Medical treatment including heparinization, endovascular stenting, or surgery have been proposed according to the International Guidelines for the treatment of mobile aortic thrombosis [4] but no comparative data are available. According to the published data location of thrombus strongly affects the possible therapeutic strategies. While thrombi in the abdominal aorta or its branches are preferable treated conservatively [5, 6] endovascular stenting is considered in cases involving the descending or abdominal aorta [7]. Once intraluminal thrombus in the ascending aorta or aortic arch represent a contraindication for the new evolving stent graft devices mortality and morbidity of a cardiosurgical approach and thrombus-removal have to be weight against the risk of distal or even vast cerebral embolization that would remain with conservative anticoagulation therapy.

Given the concern for potential cerebral and recurrent peripheral embolization, we decided against conservative management with anticoagulant agents alone and pursued urgent surgical exploration via a minimally invasive access way. Since the thrombus was pediculated catheterbased thrombectomy was not discussed in this case.

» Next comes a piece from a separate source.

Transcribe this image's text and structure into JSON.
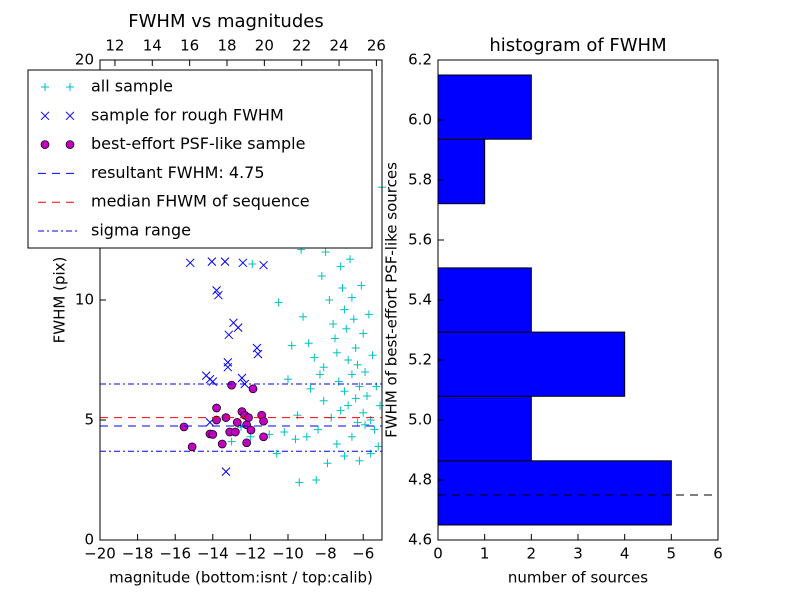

Our standard surgical approach for aortic arch surgery has been described previously in detail [8]. Main steps include direct axillary cannulation and moderate-to-mild systemic hypothermia during selective antegrade cerebral perfusion. Dissection of the aortic arch and control of supraaortic arch branches can be carried out via partial upper sternotomy, which may reduce surgical trauma. In our case, longitudinal aortotomy with primary thrombus removal and repair of aortic wall is preferred instead of interposition graft replacement, given the theoretical risk of prosthetic material.

Aligned with actuarial literature initiation of systemic anticoagulation with phenprocoumon or antiplatelet therapy with aspirin should be considered as secondary prophylaxis for recurrent emboli [9]. Aspirin that has been postoperatively initiated in our case was stopped due to a resistance detected in Multi Plate testing (Multiplate®Analyzer, Roche, Basel, Switzerland) leading to a suggestion of lifelong anticoagulation with phenprocoumon as secondary prophylaxis with an internationalized ratio between 2.5 and 3.

Conclusion

A pediculated spontaneous thrombus may develop in aortic arch in patients without traditional risk factors or family history of embolic events.

Two-step surgical treatment of the peripheral acute ischemia followed by minimally invasive thrombectomy in the aortic arch performing through a partial upper sternotomy can be performed safely in a setting of mild systemic hypothermia during selective unilateral antegrade cerebral perfusion.